Le Directeur approuva d’un signe de tête.

— Et quand les bébés étaient décantés…

— Naissaient, corrigea-t-il.

— Eh bien, alors, c’étaient les parents – c’est-à-dire : pas les bébés, bien entendu, les autres. 

Le pauvre garçon était éperdu de confusion.

— En un mot, résuma le Directeur, les parents étaient le père et la mère.

Cette ordure, qui était en réalité de la science, tomba avec fracas dans le silence gêné de ces jeunes gens qui n’osaient plus se regarder.

— La mère… répéta-t-il très haut, pour faire bien pénétrer à fond la science ; et, se penchant en arrière sur sa chaise :

— Ce sont là, dit-il gravement, des faits désagréables, je le sais.

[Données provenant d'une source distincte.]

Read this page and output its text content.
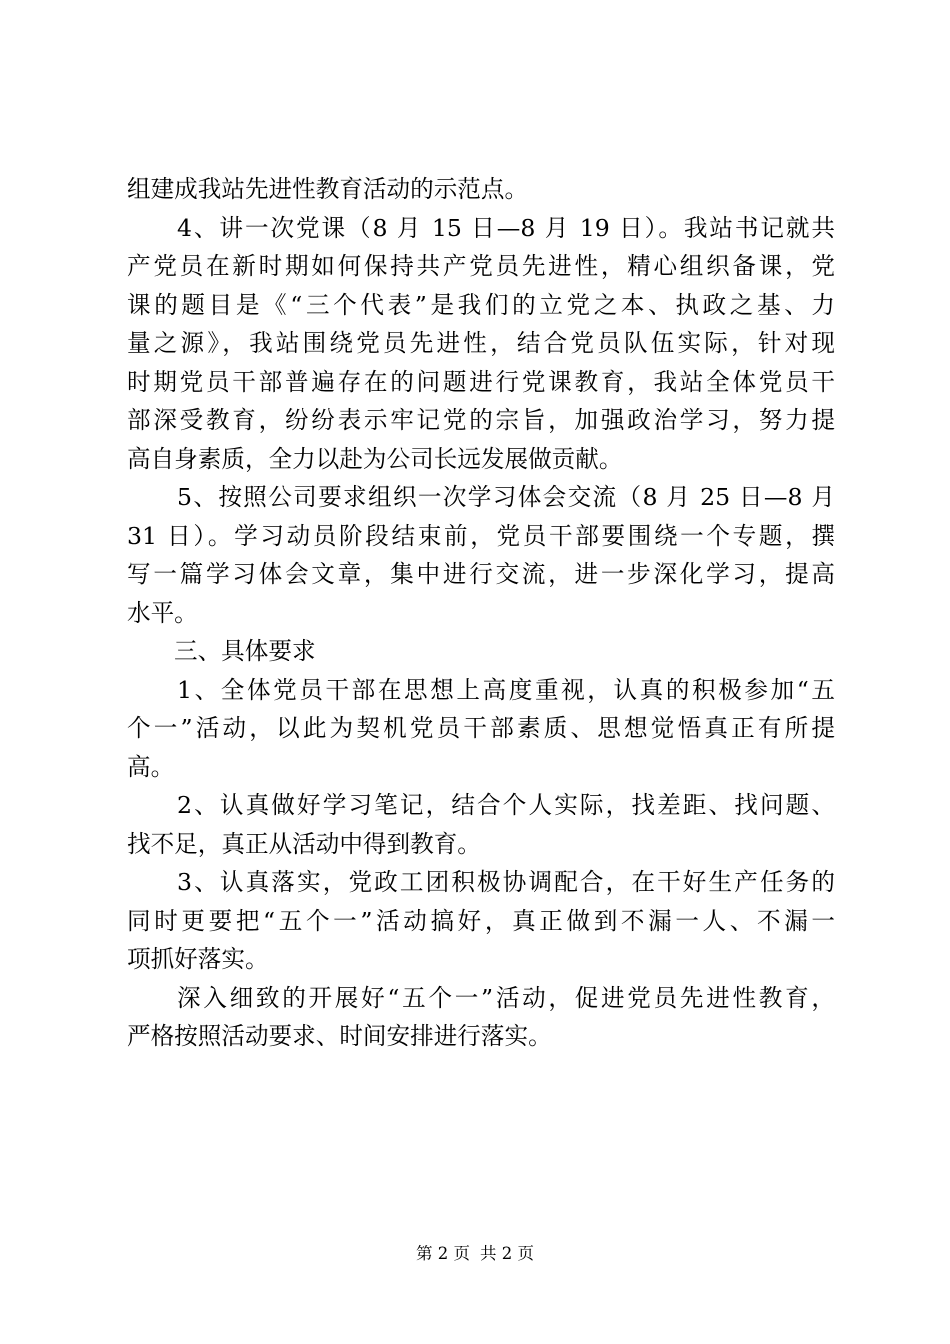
组建成我站先进性教育活动的示范点。
4、讲一次党课（8 月 15 日—8 月 19 日）。我站书记就共
产党员在新时期如何保持共产党员先进性，精心组织备课，党
课的题目是《“三个代表”是我们的立党之本、执政之基、力
量之源》，我站围绕党员先进性，结合党员队伍实际，针对现
时期党员干部普遍存在的问题进行党课教育，我站全体党员干
部深受教育，纷纷表示牢记党的宗旨，加强政治学习，努力提
高自身素质，全力以赴为公司长远发展做贡献。
5、按照公司要求组织一次学习体会交流（8 月 25 日—8 月
31 日）。学习动员阶段结束前，党员干部要围绕一个专题，撰
写一篇学习体会文章，集中进行交流，进一步深化学习，提高
水平。
三、具体要求
1、全体党员干部在思想上高度重视，认真的积极参加“五
个一”活动，以此为契机党员干部素质、思想觉悟真正有所提
高。
2、认真做好学习笔记，结合个人实际，找差距、找问题、
找不足，真正从活动中得到教育。
3、认真落实，党政工团积极协调配合，在干好生产任务的
同时更要把“五个一”活动搞好，真正做到不漏一人、不漏一
项抓好落实。
深入细致的开展好“五个一”活动，促进党员先进性教育，
严格按照活动要求、时间安排进行落实。
第 2 页 共 2 页
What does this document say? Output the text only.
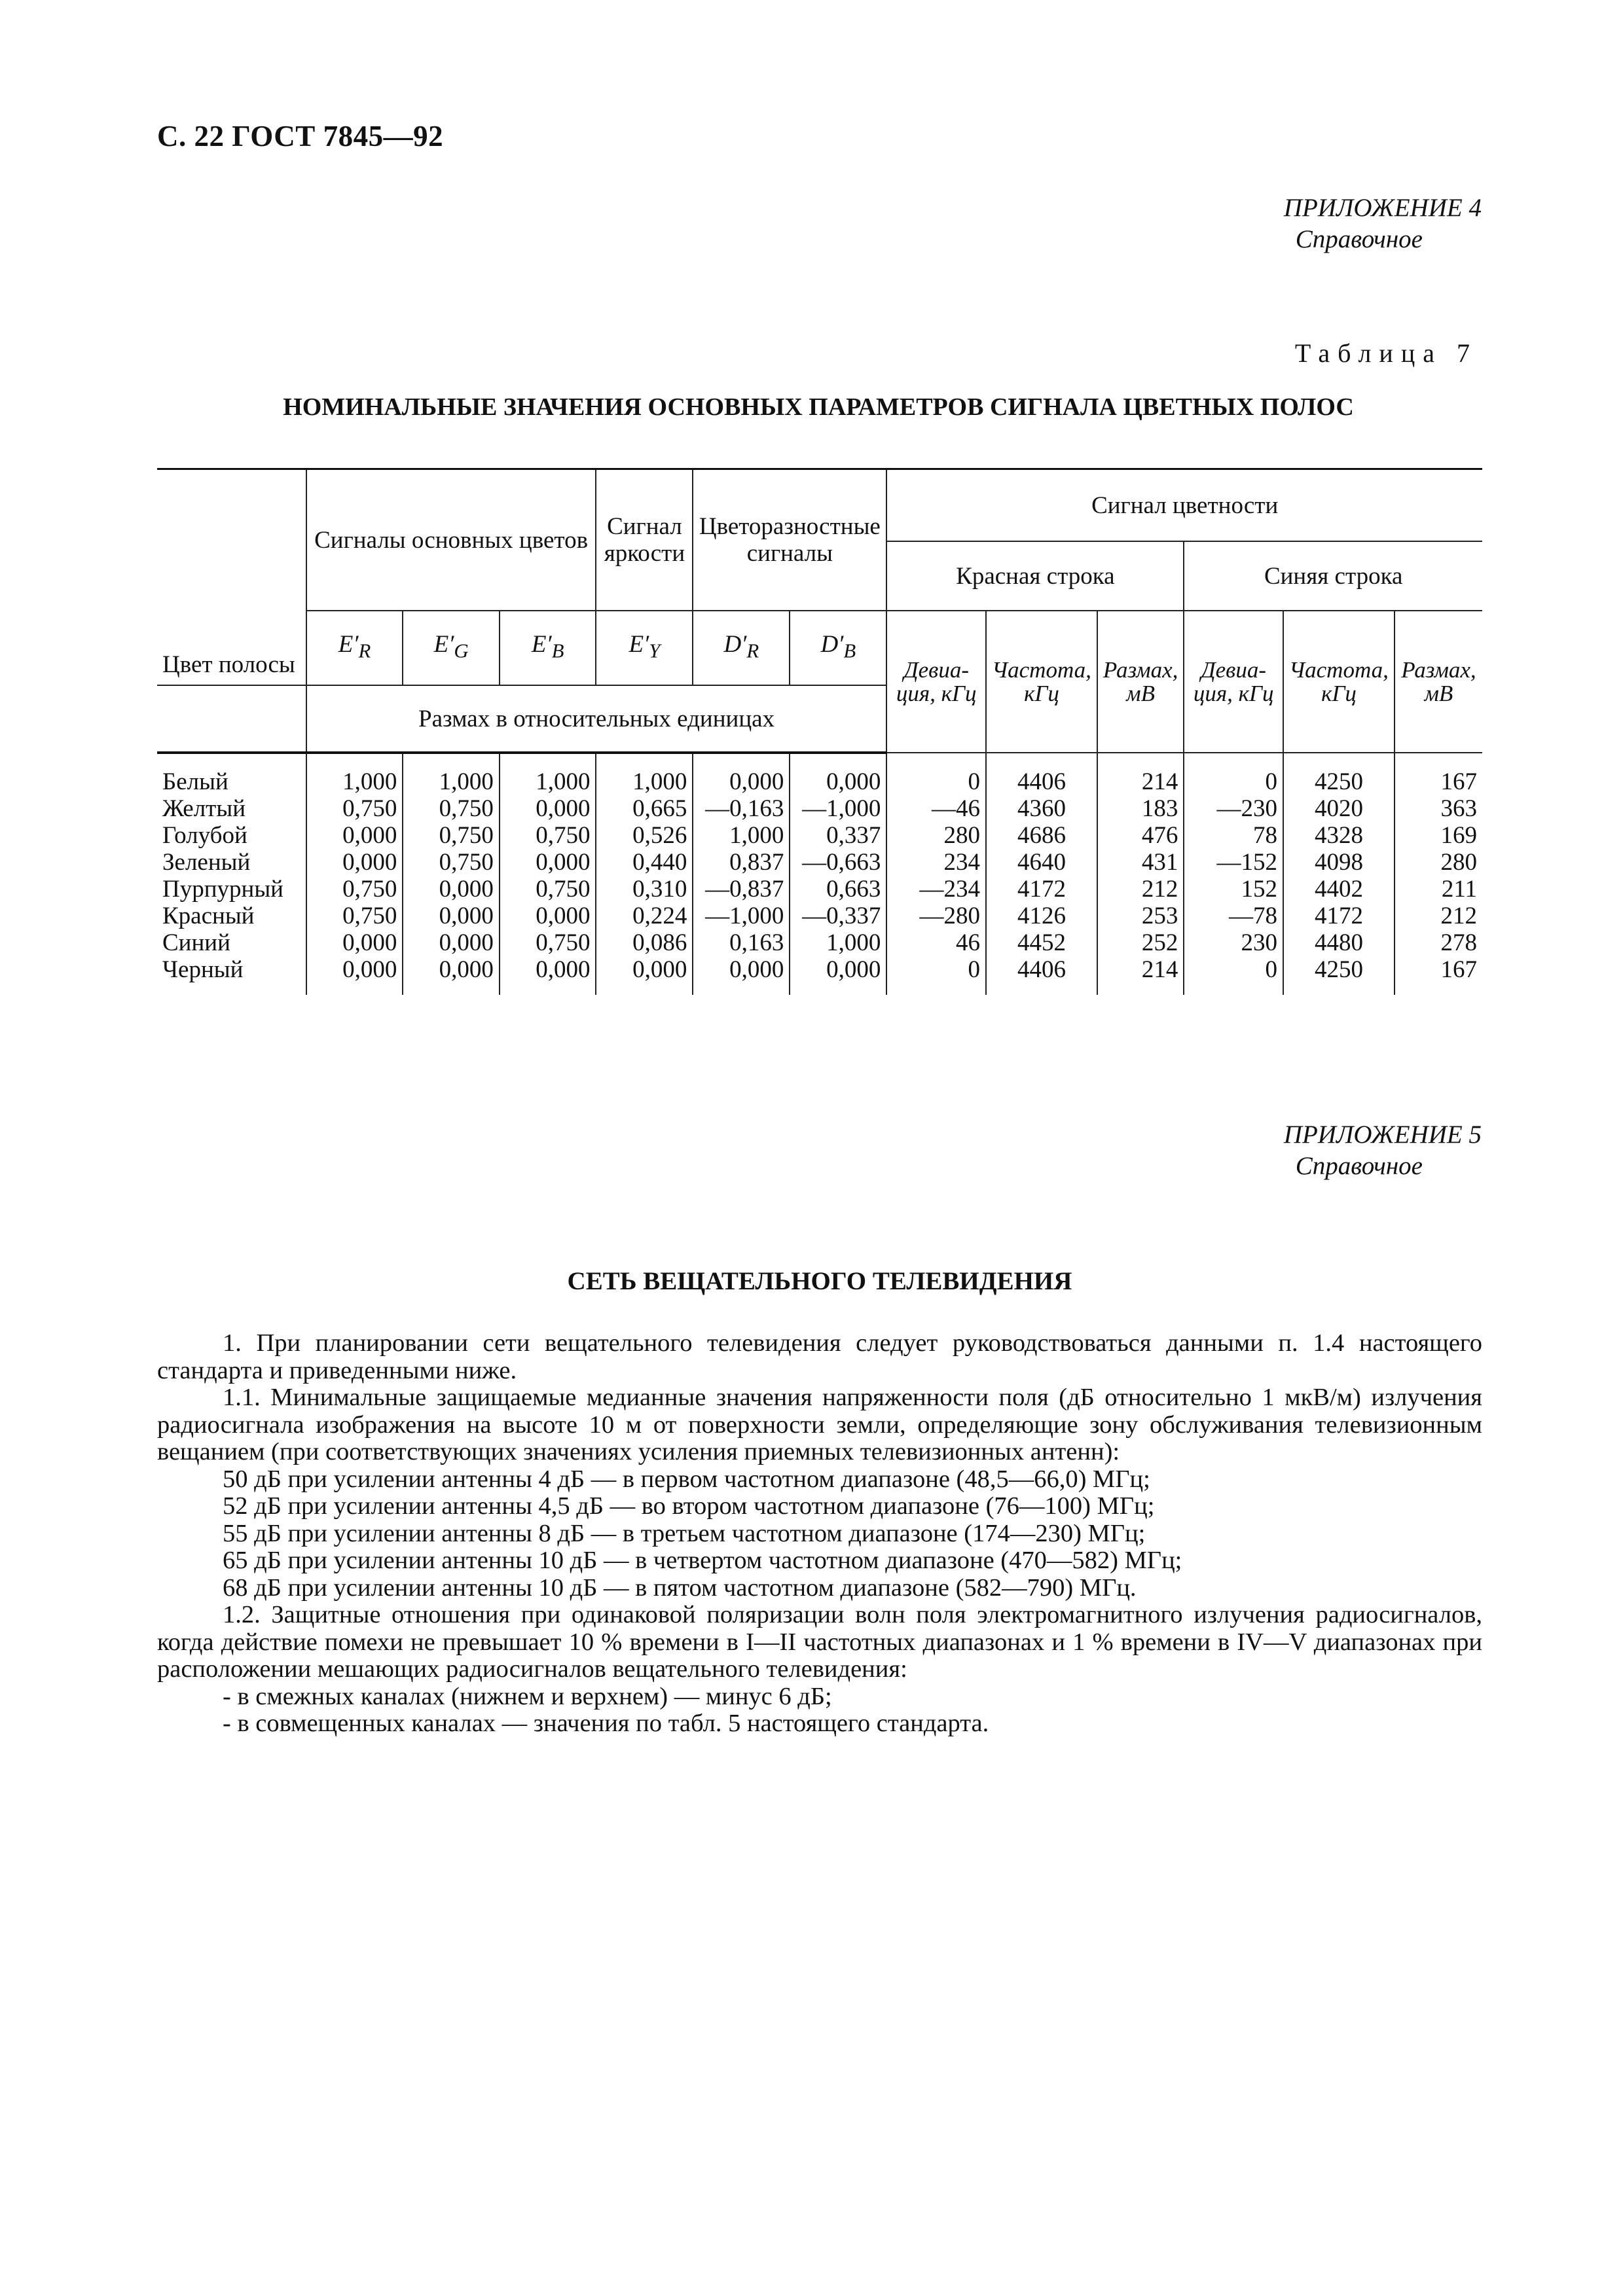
С. 22 ГОСТ 7845—92
ПРИЛОЖЕНИЕ 4
Справочное
Таблица 7
НОМИНАЛЬНЫЕ ЗНАЧЕНИЯ ОСНОВНЫХ ПАРАМЕТРОВ СИГНАЛА ЦВЕТНЫХ ПОЛОС
Цвет полосы	Сигналы основных цветов			Сигнал яркости	Цветоразностные сигналы		Сигнал цветности					
							Красная строка			Синяя строка		
	$E'_R$	$E'_G$	$E'_B$	$E'_Y$	$D'_R$	$D'_B$	Девиа- ция, кГц	Частота, кГц	Размах, мВ	Девиа- ция, кГц	Частота, кГц	Размах, мВ
	Размах в относительных единицах											
Белый	1,000	1,000	1,000	1,000	0,000	0,000	0	4406	214	0	4250	167
Желтый	0,750	0,750	0,000	0,665	—0,163	—1,000	—46	4360	183	—230	4020	363
Голубой	0,000	0,750	0,750	0,526	1,000	0,337	280	4686	476	78	4328	169
Зеленый	0,000	0,750	0,000	0,440	0,837	—0,663	234	4640	431	—152	4098	280
Пурпурный	0,750	0,000	0,750	0,310	—0,837	0,663	—234	4172	212	152	4402	211
Красный	0,750	0,000	0,000	0,224	—1,000	—0,337	—280	4126	253	—78	4172	212
Синий	0,000	0,000	0,750	0,086	0,163	1,000	46	4452	252	230	4480	278
Черный	0,000	0,000	0,000	0,000	0,000	0,000	0	4406	214	0	4250	167
ПРИЛОЖЕНИЕ 5
Справочное
СЕТЬ ВЕЩАТЕЛЬНОГО ТЕЛЕВИДЕНИЯ

1. При планировании сети вещательного телевидения следует руководствоваться данными п. 1.4 настоящего стандарта и приведенными ниже.

1.1. Минимальные защищаемые медианные значения напряженности поля (дБ относительно 1 мкВ/м) излучения радиосигнала изображения на высоте 10 м от поверхности земли, определяющие зону обслуживания телевизионным вещанием (при соответствующих значениях усиления приемных телевизионных антенн):

50 дБ при усилении антенны 4 дБ — в первом частотном диапазоне (48,5—66,0) МГц;

52 дБ при усилении антенны 4,5 дБ — во втором частотном диапазоне (76—100) МГц;

55 дБ при усилении антенны 8 дБ — в третьем частотном диапазоне (174—230) МГц;

65 дБ при усилении антенны 10 дБ — в четвертом частотном диапазоне (470—582) МГц;

68 дБ при усилении антенны 10 дБ — в пятом частотном диапазоне (582—790) МГц.

1.2. Защитные отношения при одинаковой поляризации волн поля электромагнитного излучения радиосигналов, когда действие помехи не превышает 10 % времени в I—II частотных диапазонах и 1 % времени в IV—V диапазонах при расположении мешающих радиосигналов вещательного телевидения:

- в смежных каналах (нижнем и верхнем) — минус 6 дБ;

- в совмещенных каналах — значения по табл. 5 настоящего стандарта.
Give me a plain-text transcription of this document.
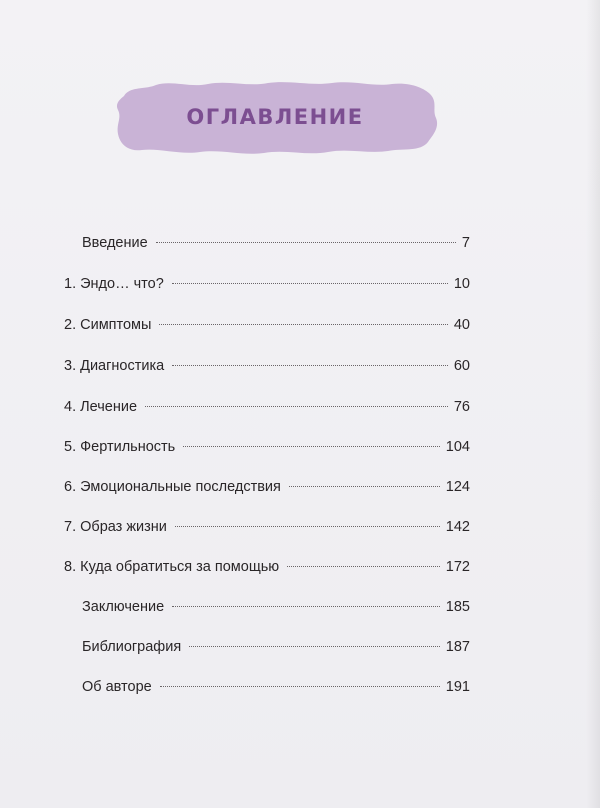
ОГЛАВЛЕНИЕ
Введение	7
1. Эндо… что?	10
2. Симптомы	40
3. Диагностика	60
4. Лечение	76
5. Фертильность	104
6. Эмоциональные последствия	124
7. Образ жизни	142
8. Куда обратиться за помощью	172
Заключение	185
Библиография	187
Об авторе	191
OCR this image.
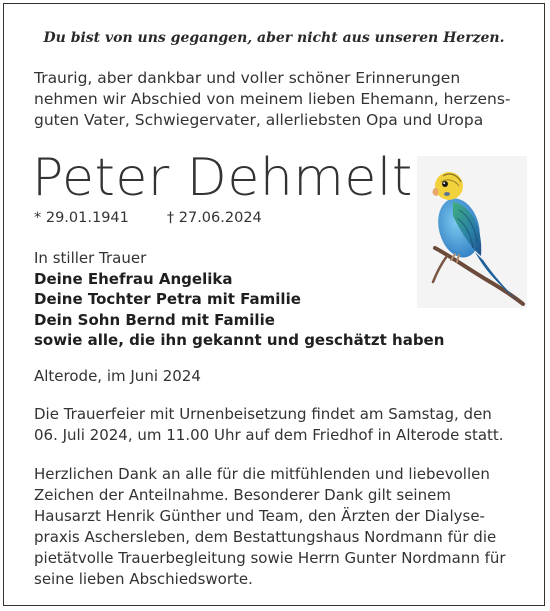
Du bist von uns gegangen, aber nicht aus unseren Herzen.
Traurig, aber dankbar und voller schöner Erinnerungen
nehmen wir Abschied von meinem lieben Ehemann, herzens-
guten Vater, Schwiegervater, allerliebsten Opa und Uropa
Peter Dehmelt
* 29.01.1941	† 27.06.2024
In stiller Trauer
Deine Ehefrau Angelika
Deine Tochter Petra mit Familie
Dein Sohn Bernd mit Familie
sowie alle, die ihn gekannt und geschätzt haben
Alterode, im Juni 2024
Die Trauerfeier mit Urnenbeisetzung findet am Samstag, den
06. Juli 2024, um 11.00 Uhr auf dem Friedhof in Alterode statt.
Herzlichen Dank an alle für die mitfühlenden und liebevollen
Zeichen der Anteilnahme. Besonderer Dank gilt seinem
Hausarzt Henrik Günther und Team, den Ärzten der Dialyse-
praxis Aschersleben, dem Bestattungshaus Nordmann für die
pietätvolle Trauerbegleitung sowie Herrn Gunter Nordmann für
seine lieben Abschiedsworte.
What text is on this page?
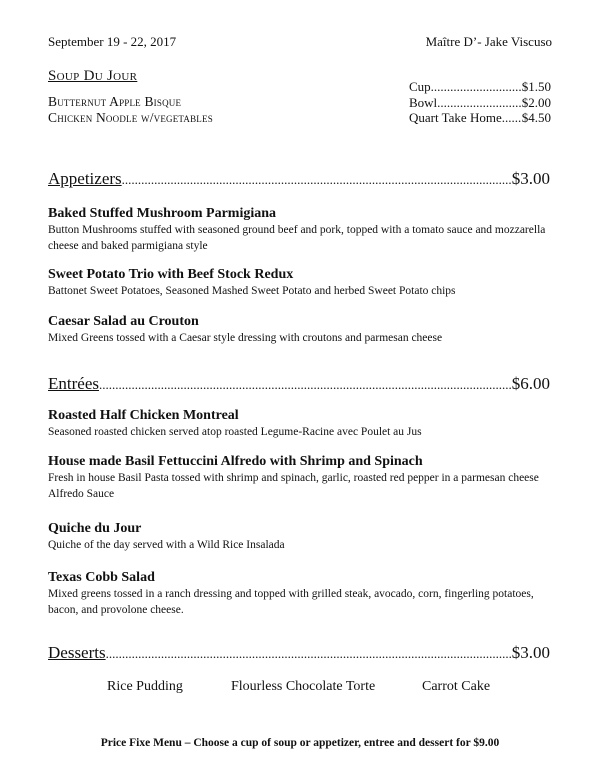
September 19 - 22, 2017	Maître D’- Jake Viscuso
Soup Du Jour
Butternut Apple Bisque
Chicken Noodle w/vegetables
Cup .....	$1.50
Bowl .....	$2.00
Quart Take Home ..... $4.50
Appetizers .....	$3.00
Baked Stuffed Mushroom Parmigiana
Button Mushrooms stuffed with seasoned ground beef and pork, topped with a tomato sauce and mozzarella cheese and baked parmigiana style
Sweet Potato Trio with Beef Stock Redux
Battonet Sweet Potatoes, Seasoned Mashed Sweet Potato and herbed Sweet Potato chips
Caesar Salad au Crouton
Mixed Greens tossed with a Caesar style dressing with croutons and parmesan cheese
Entrées .....	$6.00
Roasted Half Chicken Montreal
Seasoned roasted chicken served atop roasted Legume-Racine avec Poulet au Jus
House made Basil Fettuccini Alfredo with Shrimp and Spinach
Fresh in house Basil Pasta tossed with shrimp and spinach, garlic, roasted red pepper in a parmesan cheese Alfredo Sauce
Quiche du Jour
Quiche of the day served with a Wild Rice Insalada
Texas Cobb Salad
Mixed greens tossed in a ranch dressing and topped with grilled steak, avocado, corn, fingerling potatoes, bacon, and provolone cheese.
Desserts .....	$3.00
Rice Pudding	Flourless Chocolate Torte	Carrot Cake
Price Fixe Menu – Choose a cup of soup or appetizer, entree and dessert for $9.00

Mais aussi, la plupart des faits historiques sont désagréables. »

Quelques pages plus loin, en prononçant à nouveau le mot ordurier de « mère », Mustapha Menier achève, hochant la tête : « Oui… C’est à juste titre que vous pouvez frémir… »

Dans la même lignée, et surtout en cas de fatigue, tendres mamans, n’allez pas lire la nouvelle « Les Pré-personnes » de Philip K. Dick (Nouvelles 1953-1981). Il y invente une loi en faveur de l’avortement post-natal, portant… jusqu’aux 12 ans de l’enfant !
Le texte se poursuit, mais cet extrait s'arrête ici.